# S&W Sigma 40



## einirvine (Mar 19, 2009)

I just purchased the Smith Sigma .40. I am doing my gun safety check next week when i pick it up. i have never handled or shot a hammer-less gun. How do i un cock this gun?? Help.

einirvine


----------



## Todd (Jul 3, 2006)

1) Drop the mag
2) Rack the slide numerous times to make sure it is not loaded.
3) Lock back slide and visually and physically make sure the gun is not loaded
4) Release slide
5) Point gun in safe direction
6) Fire
7) Your striker fired weapon is now uncocked - although I am a bit confused as to why you need to do it. Long-term storage concerns?


----------



## bruce333 (Sep 1, 2006)

E in Irvine...mmmm...


einirvine said:


> I am doing my gun safety check next week when i pick it up.


is that some of that California mess?


----------



## PhilR. (Apr 25, 2007)

Most of the strker-fired guns are not cocked in the first place.

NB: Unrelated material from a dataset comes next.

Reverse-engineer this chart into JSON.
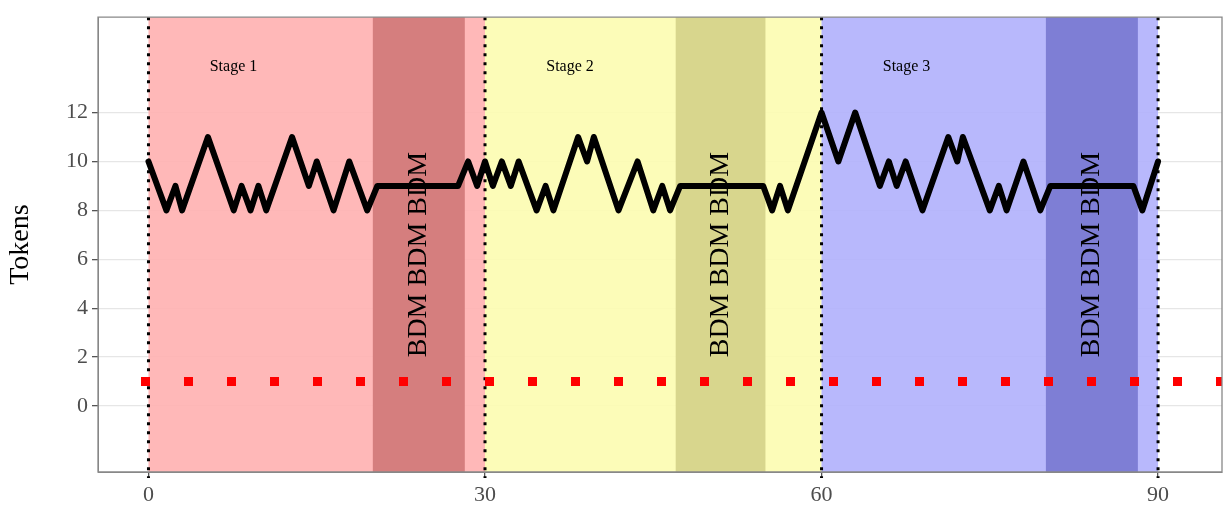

It's the rearward movement of the trigger that cocks, then fires, the pistol. This is one reason why most do not have a de-cocker - there is no need to de-cock in the first place.

I cannot say for certain if your pistol is like a Glock, or more like and XD in the way it's mechanism works.


----------



## DevilsJohnson (Oct 21, 2007)

The sigma is Very "Glock Like" in it's design and function. The one glaring difference is you can feel in a Glock trigger when the trigger is close to releasing the firing pin and with a Sigma is it the same tension until it fires. Especially if you do the striker spring replacement. It was my only beef with the weapon was you didn't know when the trigger was close to releasing the striker unless you were used to firing the weapon. With a Glock you can feel it a lot more.


----------



## ZO6Vettever (Mar 30, 2009)

I have a Sigma and it's a fantastic self defense weapon. Does everything it's made to do, every time, without a hiccup. Long, hard trigger = no Plaxico discharges and nobody will notice the 10# trigger if SHTF!


----------